Australian employers are no longer relying solely on company performance to set pay, instead turning to market data and salary guides as workers consider their next career move in the new year.

Research from recruiter Robert Half shows most companies now blend profitability with industry benchmarks and online salary data when deciding salaries.

The survey of 500 employers across finance, accounting, IT, technology and HR found external market intelligence is especially influential when pay is being set for new and emerging roles.

For positions they hire regularly, employers still lean heavily on internal measures.

Half of those surveyed said company performance and profitability are the main factors in setting pay for established roles, just under half rely on HR guidance and internal salary benchmarks, and nearly 40 per cent use fixed salary scales.

However, market data still plays a role, with more than a third of employers also using industry benchmarking tools.

When it comes to new roles, external data becomes more important.

Nearly 40 per cent of employers use industry benchmarking tools to set salaries for these positions, while more than 35 per cent rely on online salary guides.

Don’t be out of step with the market

Robert Half director Nicole Gorton said businesses need to draw on a broad range of data when making pay decisions.

“Company profitability remains the top driver of pay for familiar roles, indicating that many businesses continue to take a budget-first approach to hiring,” Gorton said.

“While financial performance is important, relying on it alone can leave businesses out of step with the market.

“Companies that balance internal performance with up-to-date market data are better positioned to attract and retain in-demand professionals, especially in sectors where salary expectations move quickly.”

Salary expectations are now mostly shaped by skills scarcity, the complexity of the role and external demand for it, Gorton said.
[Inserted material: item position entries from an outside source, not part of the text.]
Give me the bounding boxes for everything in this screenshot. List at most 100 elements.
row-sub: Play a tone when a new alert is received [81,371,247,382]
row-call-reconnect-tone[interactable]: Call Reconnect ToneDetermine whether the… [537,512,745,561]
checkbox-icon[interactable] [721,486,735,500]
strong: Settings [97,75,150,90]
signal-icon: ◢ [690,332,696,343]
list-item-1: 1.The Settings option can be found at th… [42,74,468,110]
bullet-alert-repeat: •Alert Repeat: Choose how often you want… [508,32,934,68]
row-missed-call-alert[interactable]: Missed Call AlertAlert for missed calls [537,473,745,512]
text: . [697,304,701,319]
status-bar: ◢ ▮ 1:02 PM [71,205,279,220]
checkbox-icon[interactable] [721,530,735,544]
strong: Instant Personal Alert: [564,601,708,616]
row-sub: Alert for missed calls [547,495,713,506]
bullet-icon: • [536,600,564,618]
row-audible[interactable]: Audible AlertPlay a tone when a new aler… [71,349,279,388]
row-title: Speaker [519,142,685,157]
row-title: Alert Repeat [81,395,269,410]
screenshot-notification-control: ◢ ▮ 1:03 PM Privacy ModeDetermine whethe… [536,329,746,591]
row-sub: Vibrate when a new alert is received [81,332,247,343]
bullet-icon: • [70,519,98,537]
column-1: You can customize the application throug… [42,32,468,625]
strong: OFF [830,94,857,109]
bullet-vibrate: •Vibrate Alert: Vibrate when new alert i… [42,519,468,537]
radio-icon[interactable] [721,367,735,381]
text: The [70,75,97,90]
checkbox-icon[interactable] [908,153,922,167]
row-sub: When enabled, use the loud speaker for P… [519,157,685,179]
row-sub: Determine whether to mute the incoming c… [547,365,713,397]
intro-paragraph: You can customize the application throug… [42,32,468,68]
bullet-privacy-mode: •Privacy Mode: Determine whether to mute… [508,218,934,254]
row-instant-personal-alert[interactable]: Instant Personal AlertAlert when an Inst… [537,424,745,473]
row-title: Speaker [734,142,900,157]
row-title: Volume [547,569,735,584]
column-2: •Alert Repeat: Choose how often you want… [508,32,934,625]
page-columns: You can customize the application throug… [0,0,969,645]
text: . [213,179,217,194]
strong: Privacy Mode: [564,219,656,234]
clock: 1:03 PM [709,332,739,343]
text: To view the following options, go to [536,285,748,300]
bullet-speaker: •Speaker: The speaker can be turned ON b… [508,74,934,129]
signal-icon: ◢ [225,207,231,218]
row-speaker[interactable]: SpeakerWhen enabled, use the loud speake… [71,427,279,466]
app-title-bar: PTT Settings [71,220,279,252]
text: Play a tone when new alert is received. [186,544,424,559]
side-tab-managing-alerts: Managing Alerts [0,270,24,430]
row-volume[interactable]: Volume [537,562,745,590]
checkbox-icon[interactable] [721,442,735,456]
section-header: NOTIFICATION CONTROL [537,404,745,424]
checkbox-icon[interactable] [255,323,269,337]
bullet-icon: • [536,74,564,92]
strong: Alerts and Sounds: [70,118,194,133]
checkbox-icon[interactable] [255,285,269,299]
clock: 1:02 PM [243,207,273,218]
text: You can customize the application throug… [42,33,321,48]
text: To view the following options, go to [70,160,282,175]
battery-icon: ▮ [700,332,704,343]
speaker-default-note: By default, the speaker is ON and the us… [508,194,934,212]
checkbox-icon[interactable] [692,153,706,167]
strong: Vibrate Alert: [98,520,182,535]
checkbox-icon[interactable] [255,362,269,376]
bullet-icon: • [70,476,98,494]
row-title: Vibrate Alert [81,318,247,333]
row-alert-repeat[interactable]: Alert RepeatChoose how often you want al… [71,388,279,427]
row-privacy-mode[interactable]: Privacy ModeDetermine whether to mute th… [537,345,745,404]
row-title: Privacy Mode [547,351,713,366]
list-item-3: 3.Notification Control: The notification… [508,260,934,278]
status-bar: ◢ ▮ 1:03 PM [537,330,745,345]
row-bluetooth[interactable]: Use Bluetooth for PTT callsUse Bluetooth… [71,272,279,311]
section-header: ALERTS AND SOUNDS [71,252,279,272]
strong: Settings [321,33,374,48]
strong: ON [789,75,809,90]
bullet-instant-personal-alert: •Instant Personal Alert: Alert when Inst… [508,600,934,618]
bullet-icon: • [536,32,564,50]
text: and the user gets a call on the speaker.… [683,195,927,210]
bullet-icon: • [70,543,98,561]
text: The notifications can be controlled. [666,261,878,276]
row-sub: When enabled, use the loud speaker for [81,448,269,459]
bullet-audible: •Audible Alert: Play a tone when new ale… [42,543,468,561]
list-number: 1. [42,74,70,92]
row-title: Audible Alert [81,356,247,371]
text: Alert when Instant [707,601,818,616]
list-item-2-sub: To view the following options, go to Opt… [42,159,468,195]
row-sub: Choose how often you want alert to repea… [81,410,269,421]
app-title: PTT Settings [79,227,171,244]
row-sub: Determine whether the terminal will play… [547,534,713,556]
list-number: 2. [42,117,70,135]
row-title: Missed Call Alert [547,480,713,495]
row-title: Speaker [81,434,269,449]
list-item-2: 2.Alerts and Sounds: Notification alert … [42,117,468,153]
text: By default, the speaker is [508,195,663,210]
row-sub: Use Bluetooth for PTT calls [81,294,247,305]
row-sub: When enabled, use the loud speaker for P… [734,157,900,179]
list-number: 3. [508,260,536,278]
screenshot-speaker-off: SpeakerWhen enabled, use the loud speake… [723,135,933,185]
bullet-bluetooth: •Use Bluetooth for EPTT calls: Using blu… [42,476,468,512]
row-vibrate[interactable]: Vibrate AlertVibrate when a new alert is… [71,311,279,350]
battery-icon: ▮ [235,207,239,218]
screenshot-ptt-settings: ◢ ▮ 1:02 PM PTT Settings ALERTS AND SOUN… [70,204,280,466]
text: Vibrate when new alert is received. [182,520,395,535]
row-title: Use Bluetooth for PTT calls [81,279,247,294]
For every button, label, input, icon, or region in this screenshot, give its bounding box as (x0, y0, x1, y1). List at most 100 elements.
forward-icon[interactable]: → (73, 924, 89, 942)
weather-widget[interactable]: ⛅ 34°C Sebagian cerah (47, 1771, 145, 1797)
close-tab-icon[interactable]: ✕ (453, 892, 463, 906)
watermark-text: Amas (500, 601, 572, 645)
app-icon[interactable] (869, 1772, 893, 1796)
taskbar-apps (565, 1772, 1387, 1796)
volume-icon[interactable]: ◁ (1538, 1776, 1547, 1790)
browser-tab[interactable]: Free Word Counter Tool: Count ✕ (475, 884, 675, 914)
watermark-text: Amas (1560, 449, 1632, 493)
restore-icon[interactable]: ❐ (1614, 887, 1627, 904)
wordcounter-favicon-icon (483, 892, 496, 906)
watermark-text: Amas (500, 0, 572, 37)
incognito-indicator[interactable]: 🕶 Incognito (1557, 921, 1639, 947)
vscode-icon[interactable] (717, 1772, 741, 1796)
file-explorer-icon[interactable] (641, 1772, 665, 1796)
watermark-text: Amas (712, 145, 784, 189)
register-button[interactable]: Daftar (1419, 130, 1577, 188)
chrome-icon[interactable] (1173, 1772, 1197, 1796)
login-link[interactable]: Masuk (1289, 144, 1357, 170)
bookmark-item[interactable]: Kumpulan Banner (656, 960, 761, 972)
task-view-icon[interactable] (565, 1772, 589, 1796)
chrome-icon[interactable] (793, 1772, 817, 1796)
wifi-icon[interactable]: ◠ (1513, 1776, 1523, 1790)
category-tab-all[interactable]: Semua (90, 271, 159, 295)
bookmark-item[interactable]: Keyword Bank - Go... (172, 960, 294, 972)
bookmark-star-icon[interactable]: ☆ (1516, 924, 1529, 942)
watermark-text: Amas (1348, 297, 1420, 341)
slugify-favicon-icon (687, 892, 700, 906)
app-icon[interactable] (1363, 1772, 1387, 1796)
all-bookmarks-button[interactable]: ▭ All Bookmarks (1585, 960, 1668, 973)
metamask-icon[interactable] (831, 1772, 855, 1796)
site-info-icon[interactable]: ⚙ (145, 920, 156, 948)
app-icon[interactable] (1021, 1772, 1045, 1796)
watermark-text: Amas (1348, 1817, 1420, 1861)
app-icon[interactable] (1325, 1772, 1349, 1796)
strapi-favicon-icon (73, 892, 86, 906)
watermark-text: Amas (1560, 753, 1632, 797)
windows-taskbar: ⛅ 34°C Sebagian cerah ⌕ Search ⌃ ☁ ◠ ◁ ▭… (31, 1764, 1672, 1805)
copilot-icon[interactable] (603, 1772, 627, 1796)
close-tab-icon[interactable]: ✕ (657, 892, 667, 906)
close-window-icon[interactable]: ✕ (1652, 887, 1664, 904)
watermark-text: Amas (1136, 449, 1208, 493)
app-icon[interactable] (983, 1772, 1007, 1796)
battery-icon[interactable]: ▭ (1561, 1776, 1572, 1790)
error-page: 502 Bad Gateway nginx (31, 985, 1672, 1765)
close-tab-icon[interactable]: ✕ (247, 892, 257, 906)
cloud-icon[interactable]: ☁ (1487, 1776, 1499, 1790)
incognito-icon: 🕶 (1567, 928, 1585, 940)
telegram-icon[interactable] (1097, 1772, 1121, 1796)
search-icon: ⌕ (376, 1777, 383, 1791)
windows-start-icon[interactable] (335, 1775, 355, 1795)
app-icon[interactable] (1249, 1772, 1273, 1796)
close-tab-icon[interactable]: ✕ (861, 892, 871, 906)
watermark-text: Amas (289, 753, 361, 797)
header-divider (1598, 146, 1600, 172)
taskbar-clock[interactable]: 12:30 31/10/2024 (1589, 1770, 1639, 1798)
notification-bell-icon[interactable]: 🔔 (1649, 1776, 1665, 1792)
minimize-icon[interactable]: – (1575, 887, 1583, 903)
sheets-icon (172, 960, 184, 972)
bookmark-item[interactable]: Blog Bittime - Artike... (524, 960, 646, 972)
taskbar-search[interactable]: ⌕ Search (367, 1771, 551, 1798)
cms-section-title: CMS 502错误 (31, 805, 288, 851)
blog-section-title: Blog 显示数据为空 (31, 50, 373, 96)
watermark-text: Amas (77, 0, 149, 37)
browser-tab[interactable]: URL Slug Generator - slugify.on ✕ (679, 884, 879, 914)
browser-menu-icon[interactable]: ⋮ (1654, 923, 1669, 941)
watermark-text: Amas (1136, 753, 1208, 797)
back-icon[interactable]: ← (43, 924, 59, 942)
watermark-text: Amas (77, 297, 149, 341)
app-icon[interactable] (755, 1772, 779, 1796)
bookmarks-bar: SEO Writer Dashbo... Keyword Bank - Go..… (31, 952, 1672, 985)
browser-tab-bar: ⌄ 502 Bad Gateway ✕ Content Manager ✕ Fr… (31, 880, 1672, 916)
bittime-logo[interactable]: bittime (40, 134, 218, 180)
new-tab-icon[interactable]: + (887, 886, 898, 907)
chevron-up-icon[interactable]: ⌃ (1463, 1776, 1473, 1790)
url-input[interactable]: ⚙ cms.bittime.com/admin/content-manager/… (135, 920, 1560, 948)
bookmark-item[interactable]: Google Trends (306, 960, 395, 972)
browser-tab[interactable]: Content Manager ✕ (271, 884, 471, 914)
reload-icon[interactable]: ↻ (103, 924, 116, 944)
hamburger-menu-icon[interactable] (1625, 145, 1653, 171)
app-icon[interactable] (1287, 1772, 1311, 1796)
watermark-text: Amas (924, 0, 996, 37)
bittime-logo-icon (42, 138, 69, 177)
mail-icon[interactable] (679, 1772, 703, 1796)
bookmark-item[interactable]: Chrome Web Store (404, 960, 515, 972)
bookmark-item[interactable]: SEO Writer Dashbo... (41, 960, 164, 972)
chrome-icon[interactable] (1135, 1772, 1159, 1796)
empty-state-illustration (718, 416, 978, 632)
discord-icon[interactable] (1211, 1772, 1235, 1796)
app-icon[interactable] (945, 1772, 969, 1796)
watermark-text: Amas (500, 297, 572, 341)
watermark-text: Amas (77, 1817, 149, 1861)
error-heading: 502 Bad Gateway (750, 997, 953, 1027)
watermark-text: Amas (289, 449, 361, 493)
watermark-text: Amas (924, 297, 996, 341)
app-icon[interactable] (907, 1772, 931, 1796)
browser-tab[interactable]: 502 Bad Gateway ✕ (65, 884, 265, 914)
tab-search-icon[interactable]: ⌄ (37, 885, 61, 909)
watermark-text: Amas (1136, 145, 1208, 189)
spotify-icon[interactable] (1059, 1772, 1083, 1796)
“As job structures evolve and skill requirements change, flexibility and adaptability are becoming core elements of effective workforce planning,” she said.

“Increasingly organisations are relying on market-informed salary settings for new and emerging roles, reflecting a broader shift towards data-driven decision making.”

The external data

A growing body of research highlights how market forces — particularly in technology — are reshaping pay expectations.

The rise of artificial intelligence is driving demand for roles that didn’t even exist just years ago, according to the 2025-26 Australian Tech Salary Guide.

Directors of AI are earning an average of $236,000 a year, while machine learning engineers, data scientists and photonics algorithm engineers command significantly higher salaries than many traditional software development roles.

Separate research last year found that software developers, business analysts and cybersecurity experts are the most in-demand tech workers, with even entry-level roles netting more than $100,000 annually on average.

Workers, meanwhile, are preparing to push back.

A report released last year found 90 per cent of surveyed employees planned to ask for a pay rise within the next 12 months.

More than 80 per cent said it had become harder to negotiate higher pay compared with the previous year, and more than a third said they would look for a new job if they were unsuccessful.

While salary remains a key factor, flexible work is increasingly a dealbreaker. Research shows more than a third of young Australian workers would quit if forced back into the office full-time.